When the woods are dark
And it’s hard to see
When the street’s unfamiliar
The wrong place to be.

Then let your Presence
Be the path that you’ve made
For you go on ahead of us
And we need not be afraid.

Trudy Prins

Counting Blessings

Image by Jill Wellington, Pixabay, with thanks.

“Oh, how great is the abundance that is stored in granaries so rich above, that down on earth were fields ripe for sowing!    Dante’s Paradiso, Canto 23, 130-132

In his TED talk on cynicism, Jamil Zaki referenced a study on two Brazilian fishing villages, only 30 miles apart.  Fishermen in one village worked together to fish the ocean, sharing the necessary heavy equipment.  Fisherman in the other inland village fished on a lake in small craft.  On the ocean, people trusted each other and worked together.  On the lake, there was competition and mistrust.

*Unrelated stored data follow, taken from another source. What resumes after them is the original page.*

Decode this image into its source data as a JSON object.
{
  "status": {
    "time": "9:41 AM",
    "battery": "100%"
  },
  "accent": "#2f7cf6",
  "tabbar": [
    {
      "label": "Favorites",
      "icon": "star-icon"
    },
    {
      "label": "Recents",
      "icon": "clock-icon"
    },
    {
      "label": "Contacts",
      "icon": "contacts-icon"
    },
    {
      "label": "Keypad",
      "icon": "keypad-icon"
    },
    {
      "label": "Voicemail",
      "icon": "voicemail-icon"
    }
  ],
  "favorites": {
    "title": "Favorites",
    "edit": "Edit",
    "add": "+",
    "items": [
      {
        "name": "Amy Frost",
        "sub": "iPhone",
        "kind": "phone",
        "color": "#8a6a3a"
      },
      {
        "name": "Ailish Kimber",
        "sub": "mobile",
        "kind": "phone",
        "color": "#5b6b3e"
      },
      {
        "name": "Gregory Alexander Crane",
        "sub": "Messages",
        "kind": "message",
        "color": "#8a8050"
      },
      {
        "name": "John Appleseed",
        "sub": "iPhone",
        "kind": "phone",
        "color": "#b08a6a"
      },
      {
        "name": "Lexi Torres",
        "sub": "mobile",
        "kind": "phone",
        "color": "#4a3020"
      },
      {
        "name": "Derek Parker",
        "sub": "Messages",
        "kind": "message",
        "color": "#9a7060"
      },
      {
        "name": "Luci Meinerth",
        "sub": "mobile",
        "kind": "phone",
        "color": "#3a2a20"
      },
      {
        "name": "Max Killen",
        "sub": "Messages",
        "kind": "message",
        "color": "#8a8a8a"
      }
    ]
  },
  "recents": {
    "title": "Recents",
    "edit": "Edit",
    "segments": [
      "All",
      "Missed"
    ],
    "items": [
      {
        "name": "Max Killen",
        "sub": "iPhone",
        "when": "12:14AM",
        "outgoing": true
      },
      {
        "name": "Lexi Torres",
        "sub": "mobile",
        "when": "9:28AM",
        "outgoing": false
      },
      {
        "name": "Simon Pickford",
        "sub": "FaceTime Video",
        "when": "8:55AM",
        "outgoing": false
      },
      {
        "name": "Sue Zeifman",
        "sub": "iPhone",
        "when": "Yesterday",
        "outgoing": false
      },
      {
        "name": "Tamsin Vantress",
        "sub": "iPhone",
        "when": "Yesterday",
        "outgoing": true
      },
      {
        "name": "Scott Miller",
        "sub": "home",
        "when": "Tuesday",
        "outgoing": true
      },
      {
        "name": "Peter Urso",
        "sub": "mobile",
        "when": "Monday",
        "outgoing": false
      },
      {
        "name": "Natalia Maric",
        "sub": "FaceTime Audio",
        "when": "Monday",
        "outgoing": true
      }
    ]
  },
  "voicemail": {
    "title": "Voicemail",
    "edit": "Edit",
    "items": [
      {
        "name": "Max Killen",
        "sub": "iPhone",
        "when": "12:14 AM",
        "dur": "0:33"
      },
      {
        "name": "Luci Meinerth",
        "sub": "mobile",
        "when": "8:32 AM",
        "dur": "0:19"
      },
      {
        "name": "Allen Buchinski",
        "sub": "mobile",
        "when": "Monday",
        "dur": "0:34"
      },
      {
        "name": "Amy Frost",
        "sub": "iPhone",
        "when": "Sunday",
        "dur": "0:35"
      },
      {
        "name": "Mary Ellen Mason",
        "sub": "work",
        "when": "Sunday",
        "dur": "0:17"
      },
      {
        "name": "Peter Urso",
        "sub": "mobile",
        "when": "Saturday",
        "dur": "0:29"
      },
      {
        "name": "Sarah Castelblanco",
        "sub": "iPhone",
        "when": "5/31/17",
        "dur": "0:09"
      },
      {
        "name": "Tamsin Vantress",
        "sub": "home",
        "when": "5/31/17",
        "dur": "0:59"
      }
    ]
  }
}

We put a lot of time and energy into acquiring, storing and guarding possessions, and it seems as if God has a tough time prying off our fingers from them.  Like the lake fishermen, we are convinced that the world is a place of limitation and scarcity.   It’s as if, Zaki noted,  we think of life as a zero-sum game.

When we begin to understand we are part of a community, a world, where no one wins unless everyone’s needs are satisfied, we can begin to tame the grasping part of our nature that wants to hoard.  We can open our hands to receive, and share what resources we have.  We learn to trust the Giver.

This became abundantly clear to me in the years when I worked to help contract and schedule corn receiving.  The plant needed 40-60,000 bushels of corn daily to process into starches and syrups, roughly 35 trucks per day.    Sometimes, near the end of an old crop season, supplies were tight.  It could feel, as someone jokingly teased, that we were like hens scratching for corn in a farmyard.   So often there was unexpected grace in answer to prayer, along with the reliable suppliers who did what they could,  and our own hard work.  In all the time I was employed there, through prosperous and lean years, we did not run out of corn, though it sometimes came very close.

God laid His character on the line when he challenged the Israelites of the Old Testament on the practice of tithing, bringing the first and best of their produce and livestock to the priests at the temple.   If they were stingy, they would always struggle to eke out a living, have purses with holes in them.  Be generous in this, and they would have more than enough for themselves and others.

Bring the whole tithe into the storehouse, that there may be food in my house. Test me in this,” says the Lord Almighty, “and see if I will not throw open the floodgates of heaven and pour out so much blessing that there will not be room enough to store it.”   Malachi 3:11

It is a relief to lay down our burdensome worrying and to trust that God’s providence comes out of unending riches, an unlimited ocean.  With joy we receive liberal blessings, far beyond what we could ever ask or imagine.